Deuxièmement, les banques de l’UE sont tenues de verser des contributions aux fonds de dépôt et de résolution qui sont presque deux fois plus élevées que celles de leurs pairs américains. Pourtant, malgré le coût plus élevé, l’Europe ne dispose toujours pas d’une solution unique d’assurance des dépôts pour faciliter de manière significative les opérations transfrontalières.
Troisièmement, en Europe, le principal moteur des coûts de mise en conformité ces dernières années a été le niveau des réformes réglementaires. Les États membres ont disposé d’une grande flexibilité pour imposer des règles, ce qui accroît la complexité pour les banques qui opèrent dans toute l’Europe. LexisNexis Risk Solutions estime que les coûts de conformité à la lutte contre la criminalité financière sont deux fois plus élevés dans l’UE qu’aux États-Unis.
Cela ne veut pas dire que le régime de surveillance européen est défaillant. L’UE a réalisé des progrès considérables avec la mise en place du mécanisme de surveillance unique et du mécanisme de résolution unique. Du fait de ces changements substantiels, le secteur bancaire est aujourd’hui bien mieux capitalisé, moins exposé aux risques et plus transparent.
Les changements apportés au cadre réglementaire et prudentiel ont renforcé la solidité des banques en Europe, comme en témoigne leur résilience face à la crise du Covid.
Dans un monde idéal, l’Europe s’appuierait sur ce succès et finaliserait l’union bancaire européenne et l’union des marchés des capitaux. En l’absence de cela, voici trois idées pratiques pour faire des progrès tangibles en attendant.
Premièrement, les autorités de contrôle doivent mettre en œuvre de manière réfléchie les exigences de fonds propres supplémentaires.
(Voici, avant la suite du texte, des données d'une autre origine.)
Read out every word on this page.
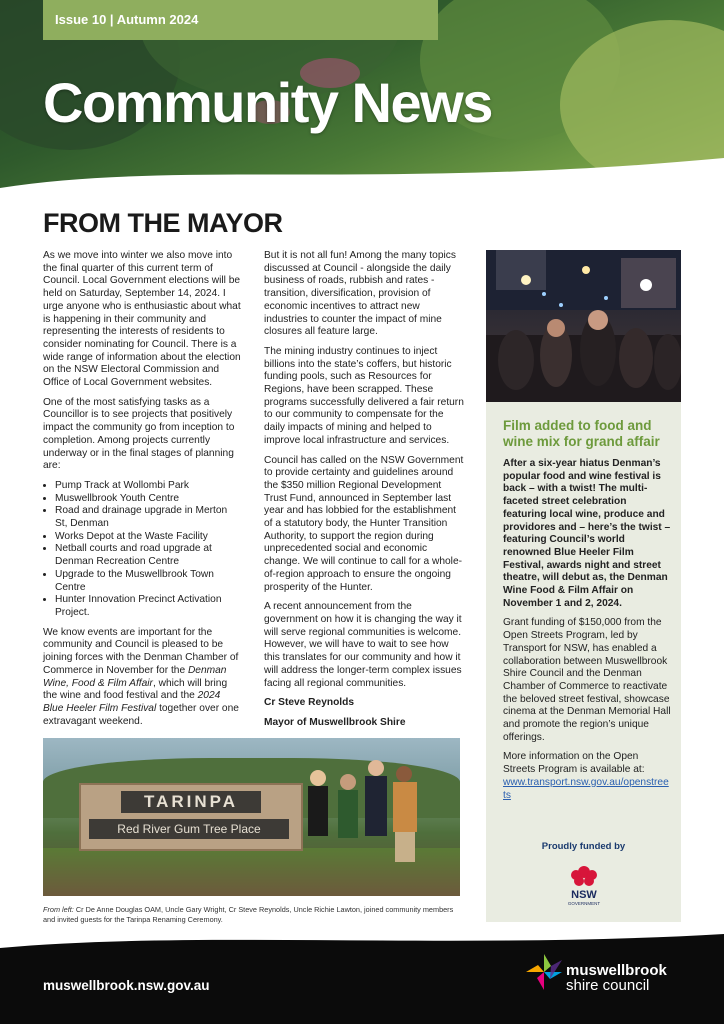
Issue 10 | Autumn 2024
Community News
FROM THE MAYOR

As we move into winter we also move into the final quarter of this current term of Council. Local Government elections will be held on Saturday, September 14, 2024. I urge anyone who is enthusiastic about what is happening in their community and representing the interests of residents to consider nominating for Council. There is a wide range of information about the election on the NSW Electoral Commission and Office of Local Government websites.

One of the most satisfying tasks as a Councillor is to see projects that positively impact the community go from inception to completion. Among projects currently underway or in the final stages of planning are:

• Pump Track at Wollombi Park
• Muswellbrook Youth Centre
• Road and drainage upgrade in Merton St, Denman
• Works Depot at the Waste Facility
• Netball courts and road upgrade at Denman Recreation Centre
• Upgrade to the Muswellbrook Town Centre
• Hunter Innovation Precinct Activation Project.

We know events are important for the community and Council is pleased to be joining forces with the Denman Chamber of Commerce in November for the Denman Wine, Food & Film Affair, which will bring the wine and food festival and the 2024 Blue Heeler Film Festival together over one extravagant weekend.

But it is not all fun! Among the many topics discussed at Council - alongside the daily business of roads, rubbish and rates - transition, diversification, provision of economic incentives to attract new industries to counter the impact of mine closures all feature large.

The mining industry continues to inject billions into the state’s coffers, but historic funding pools, such as Resources for Regions, have been scrapped. These programs successfully delivered a fair return to our community to compensate for the daily impacts of mining and helped to improve local infrastructure and services.

Council has called on the NSW Government to provide certainty and guidelines around the $350 million Regional Development Trust Fund, announced in September last year and has lobbied for the establishment of a statutory body, the Hunter Transition Authority, to support the region during unprecedented social and economic change. We will continue to call for a whole-of-region approach to ensure the ongoing prosperity of the Hunter.

A recent announcement from the government on how it is changing the way it will serve regional communities is welcome. However, we will have to wait to see how this translates for our community and how it will address the longer-term complex issues facing all regional communities.

Cr Steve Reynolds

Mayor of Muswellbrook Shire

Film added to food and wine mix for grand affair

After a six-year hiatus Denman’s popular food and wine festival is back – with a twist! The multi-faceted street celebration featuring local wine, produce and providores and – here’s the twist – featuring Council’s world renowned Blue Heeler Film Festival, awards night and street theatre, will debut as, the Denman Wine Food & Film Affair on November 1 and 2, 2024.

Grant funding of $150,000 from the Open Streets Program, led by Transport for NSW, has enabled a collaboration between Muswellbrook Shire Council and the Denman Chamber of Commerce to reactivate the beloved street festival, showcase cinema at the Denman Memorial Hall and promote the region’s unique offerings.

More information on the Open Streets Program is available at:

www.transport.nsw.gov.au/openstreets
Proudly funded by
NSW
GOVERNMENT
TARINPA
Red River Gum Tree Place
From left: Cr De Anne Douglas OAM, Uncle Gary Wright, Cr Steve Reynolds, Uncle Richie Lawton, joined community members and invited guests for the Tarinpa Renaming Ceremony.
muswellbrook.nsw.gov.au
muswellbrook
shire council
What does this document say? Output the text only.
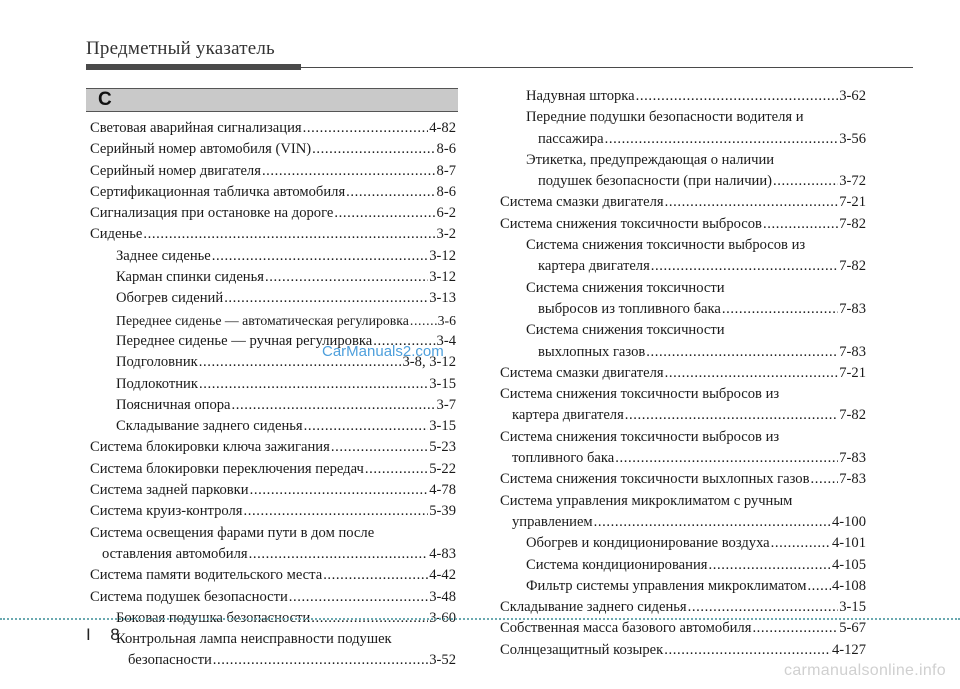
Предметный указатель
C
Световая аварийная сигнализация .....	4-82
Серийный номер автомобиля (VIN) .....	8-6
Серийный номер двигателя .....	8-7
Сертификационная табличка автомобиля .....	8-6
Сигнализация при остановке на дороге .....	6-2
Сиденье .....	3-2
Заднее сиденье .....	3-12
Карман спинки сиденья .....	3-12
Обогрев сидений .....	3-13
Переднее сиденье — автоматическая регулировка ..... 3-6
Переднее сиденье — ручная регулировка .....	3-4
Подголовник .....	3-8, 3-12
Подлокотник .....	3-15
Поясничная опора .....	3-7
Складывание заднего сиденья .....	3-15
Система блокировки ключа зажигания .....	5-23
Система блокировки переключения передач .....	5-22
Система задней парковки .....	4-78
Система круиз-контроля .....	5-39
Система освещения фарами пути в дом после
оставления автомобиля .....	4-83
Система памяти водительского места .....	4-42
Система подушек безопасности .....	3-48
Боковая подушка безопасности .....	3-60
Контрольная лампа неисправности подушек
безопасности .....	3-52
Надувная шторка .....	3-62
Передние подушки безопасности водителя и
пассажира .....	3-56
Этикетка, предупреждающая о наличии
подушек безопасности (при наличии) .....	3-72
Система смазки двигателя .....	7-21
Система снижения токсичности выбросов .....	7-82
Система снижения токсичности выбросов из
картера двигателя .....	7-82
Система снижения токсичности
выбросов из топливного бака .....	7-83
Система снижения токсичности
выхлопных газов .....	7-83
Система смазки двигателя .....	7-21
Система снижения токсичности выбросов из
картера двигателя .....	7-82
Система снижения токсичности выбросов из
топливного бака .....	7-83
Система снижения токсичности выхлопных газов ..... 7-83
Система управления микроклиматом с ручным
управлением .....	4-100
Обогрев и кондиционирование воздуха .....	4-101
Система кондиционирования .....	4-105
Фильтр системы управления микроклиматом ..... 4-108
Складывание заднего сиденья .....	3-15
Собственная масса базового автомобиля .....	5-67
Солнцезащитный козырек .....	4-127
CarManuals2.com
I 8
carmanualsonline.info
Cela inclut le reste de l’agenda Bâle III ainsi que l’agenda climatique, où les régulateurs ont un au lieu d’imposer des coussins de fonds propres supplémentaires.
Deuxièmement, les superviseurs peuvent rationaliser les tests de résistance et d’autres processus de supervision clés.
Enfin, les autorités de contrôle peuvent contribuer à relancer rapidement le marché de la titrisation de l’UE, qui représente environ 1 % du PIB, contre environ 18 % aux États-Unis, en autorisant des exigences de fonds propres plus sensibles au risque pour les banques et les compagnies d’assurance détenant des titrisations.
Ensemble, ces mesures libéreraient des capitaux que les banques pourraient déployer auprès des entreprises qui ont besoin de financement. L’opportunité économique est énorme : contrairement aux États-Unis, où 77 % du financement des entreprises est fourni par le biais des marchés de capitaux, en Europe, 70 % du financement des entreprises est assuré par l’intermédiaire des banques.
L’enjeu est trop important pour continuer sur la voie actuelle. Ces trois objectifs à court terme ne sont pas seulement utiles dans l’effort de revitalisation du secteur bancaire, ils sont également réalisables dans l’immédiat.